Transformation d’un immeuble résidentiel et commercial, Spitalgasse 22, Berne

Une architecture adaptée au climat, ici et maintenant !

21.10.2021
Octobre 2021
  • Focus

Maitriser les conséquences des changements climatiques constitue l’un des plus grands défis de notre temps. Or dans le monde, l’industrie de la construction est responsable de 40 % de la consommation de ressources naturelles, de 40 % des dépenses d’énergie et de 50 % de la production de déchets.[1] Ces chiffres mettent en évidence la responsabilité sociopolitique que doivent assumer les architectes, les aménagistes et les responsables d’entreprises pour concevoir des scénarios à la fois radicaux et prudents, puis les mettre en œuvre concrètement dans des projets d’architecture et d’urbanisme durables. Voici dix étapes qui peuvent mener à un habitat respectant le climat :

01 > Objectifs mondiaux : mettre en œuvre concrètement le développement durable

Une bonne partie des 17 objectifs mondiaux de développement durable réunis dans l’Agenda 2030[2] concerne très directement le domaine d’influence de la construction. Il faut donc également appliquer ici le principe « penser global, agir local ».

02 > Étudier ce qui existe : réinterpréter les principes de l’architecture vernaculaire

L’étude des bâtiments vernaculaires, que d’innombrables générations ont adaptés aux particularités du lieu et aux besoins locaux, révèle constamment des principes fascinants qui peuvent servir de sources d’inspiration pour de nouveaux projets. Des recherches menées dans les espaces alpin et himalayen[3] ont montré combien les conditions géographiques et climatiques, lorsqu’elles sont similaires, font apparaitre des habitations fondées sur des principes comparables. Bâtie en 2014[4], la nouvelle auberge de jeunesse de Gstaad-Saanenland réinterprète des éléments traditionnels de l’architecture de l’Oberland bernois – socle en pierre, construction bois, bandeaux de fenêtres verticaux, grand avant-toit protecteur. Elle leur donne ainsi une signification très actuelle, en créant un lien étroit avec le lieu concerné et avec l’utilisation des ressources naturelles et des énergies renouvelables, tout en faisant de l’avant-toit remanié un symbole d’hospitalité.

03 > Genius loci : renforcer les lieux spécifiques

Le genius loci, autrement dit le génie du lieu, fait partie intégrante tant de la construction vernaculaire que de toute approche conceptuelle respectant le climat.

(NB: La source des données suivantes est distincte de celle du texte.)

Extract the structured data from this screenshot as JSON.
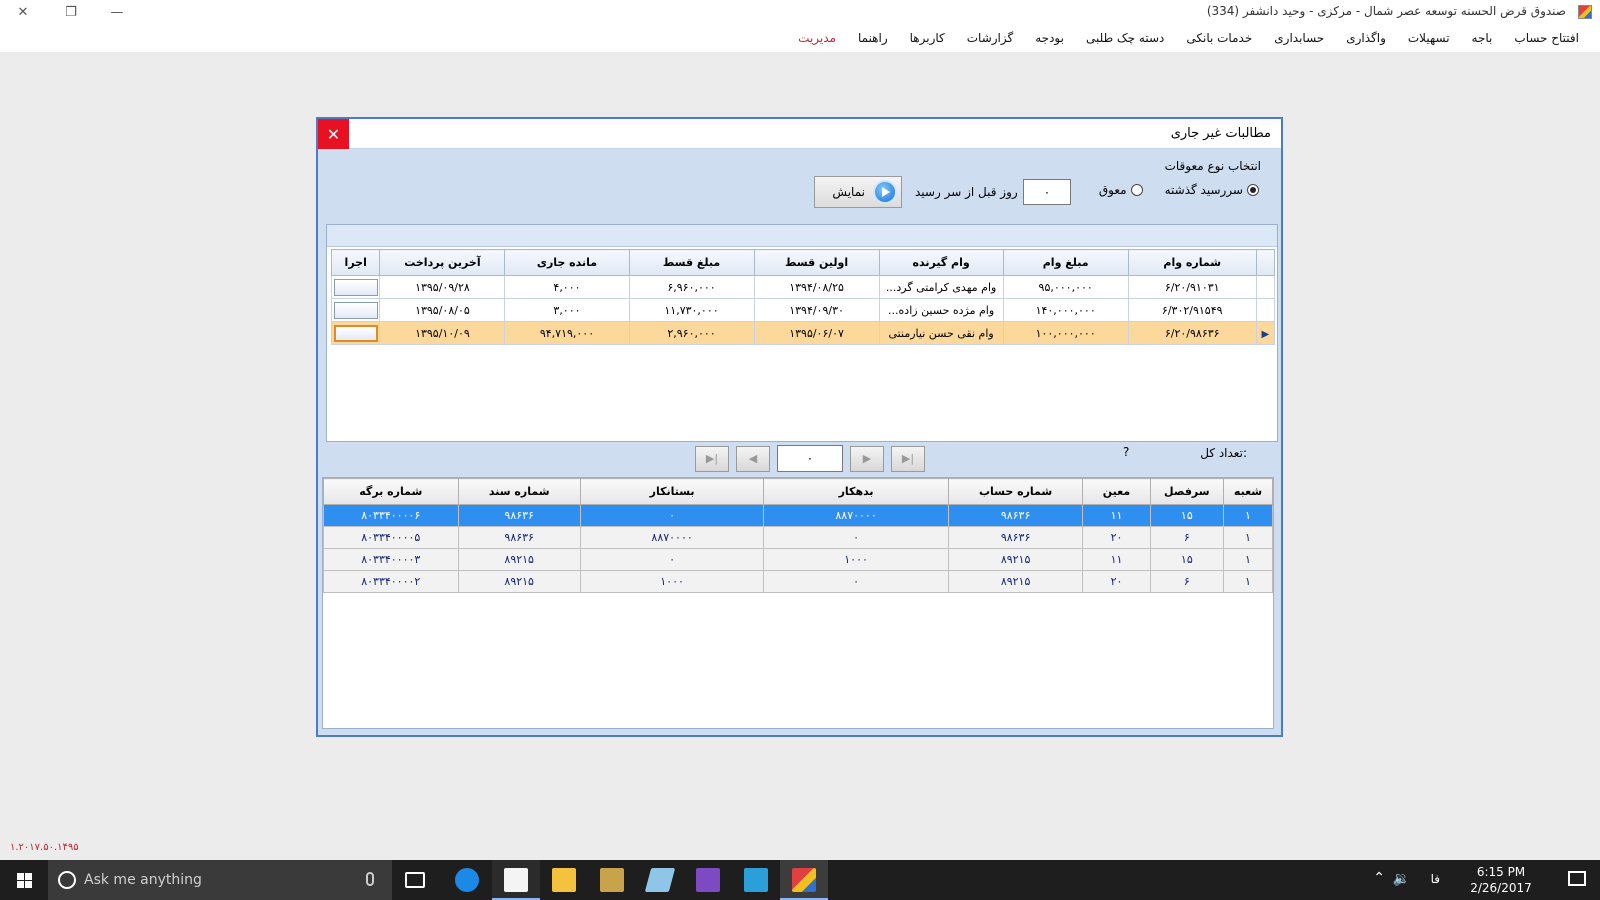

Il relie des aspects culturels, paysagers et climatiques. L’extension de la cabane du Club alpin suisse de Lämmeren[5] tient compte du changement climatique déjà nettement visible dans l’Arc alpin. L’autarcie rendue possible par les énergies renouvelables influence directement la typologie du bâtiment, tout comme les mesures architecturales permettant de protéger l’édifice contre des évènements naturels de plus en plus fréquents. Et ce qui est vrai à 2500 mètres d’altitude l’est aussi à 550 mètres : au numéro 22 de la Spitalgasse à Berne[6], grâce au retour à la typologie traditionnelle de la vieille ville bernoise, il a été possible de faire reverdir des cours intérieures et de créer un microclimat favorable dans les environnements résidentiel et professionnel situés à proximité, ce qui exerce un effet positif sur le climat urbain.

04 > Global – local : identifier et utiliser la diversité

Bien que la mondialisation tende à évincer les particularités locales, on redécouvre de nos jours la proximité et les liens de voisinage, et peut-être aussi la valeur de la diversité culturelle (du bâti, notamment). Les mégatendances telles que la globalisation, la numérisation, l’individualisation, le changement démographique, les migrations et le changement climatique exigent des stratégies différenciées pour le développement territorial.

05 > Pour la ville : relancer la réflexion en partant des espaces non bâtis

De nos jours, en Suisse, les villes et les villages croissent surtout vers l’intérieur, en raison des buts définis en matière d’aménagement du territoire. L’espace non bâti devient une composante déterminante de la conception et remet en cause l’approche traditionnelle axée sur le bâtiment. Les rapports entre les espaces extérieurs, intermédiaires et intérieurs prennent une importance nouvelle et offrent des marges de manœuvre intéressantes pour influencer le climat. À Zurich, les conclusions tirées des travaux de planification destinés à réduire les ilots de chaleur[7] constituent des bases d’aménagement axées sur l’avenir et proposent des approches concrètes pour l’ensemble de l’espace urbain. À Berne, la mise en place d’un cadre approprié pour les concours a créé les conditions nécessaires à un développement durable des quartiers avec des espaces non bâtis reliés entre eux et des types de bâtiments adaptés au climat – par exemple dans le secteur Viererfeld/Mittelfeld[8].

06 > Ensembles : relier les différentes échelles

Construire en tenant compte du climat requiert une approche intégrée, notamment en ce qui concerne les différentes échelles de travail. Pour créer du sens, il faut faire interagir le territoire, la ville ou le village, le site ou l’ensemble, les bâtiments, la construction, les matériaux et les éléments.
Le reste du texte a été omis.